The alternative — a per-family execution path — would mean that every kernel optimization had to be ported across N implementations, with N drift opportunities and N test surfaces. For a small team shipping a .NET-native runtime, that is the wrong trade. The four-template design is what makes the project tractable.
Where this leaves multimodal
Multimodal variants follow the same logic at one level up. A vision encoder (SigLIP2 for current vision-language models) and an audio encoder (FastConformer or Mimi for current speech models) produce embedding tensors that join the language model’s input embedding stream at sentinel-token positions defined in the tokenizer. The base LLM backbone — whichever of the four templates it lives in — runs unchanged. The modality encoder is a pluggable component, not a fork of the engine.
That is what lets us say “small multimodal models work” without committing to a new execution template per modality. The execution template is for the language backbone. The modality is upstream of it.
What this rules out
The four-template design rules out architectures that are not decoder-only transformers or hybrid conv-attention variants of them. Encoder-decoder models (T5-style) and encoder-only models (BERT-style) are deliberately deferred. The runtime is not designed to grow into them — we would rather stay small and tightly focused on the family that matters for local inference today than spread thin across every transformer ever proposed.

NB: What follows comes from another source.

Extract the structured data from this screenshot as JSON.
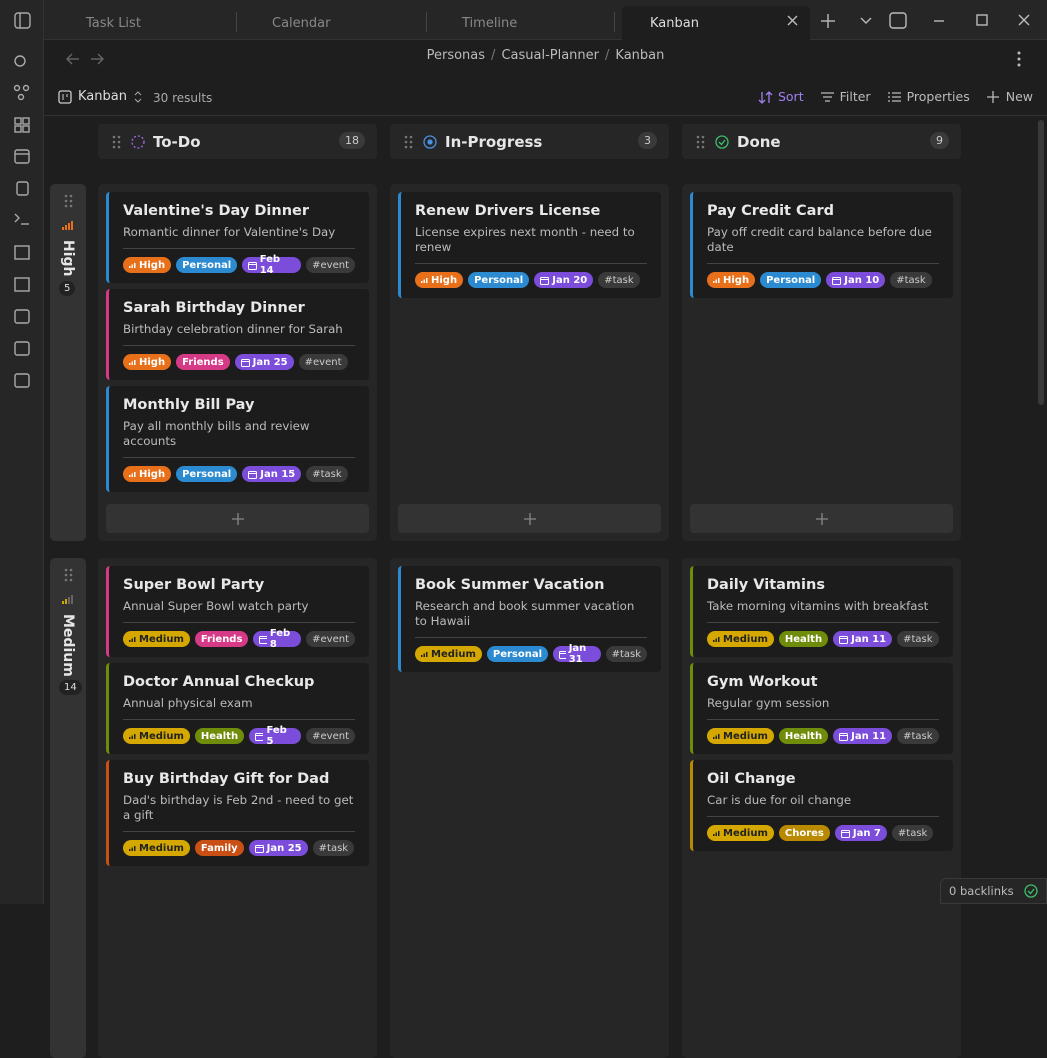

It also rules out, for now, full MoE expert routing at execution time. The metadata is parsed in Phase 1 — the engine knows when a model has MoE structure — but the expert routing path itself is deferred work. We would rather ship dense execution correctly across all four templates first.
The summary
Four execution templates, one config object resolved from GGUF metadata, no architecture branches in the engine, modality encoders as pluggable components on top of the language backbone. That is the entire model-support story for llmdot. When a new 1–8B family appears, the question we ask is “which template?” not “what new code do we write?” That is the design choice that makes the runtime small enough to live cleanly inside a normal .NET application — and it is the choice that decides what the next several phases of the project look like.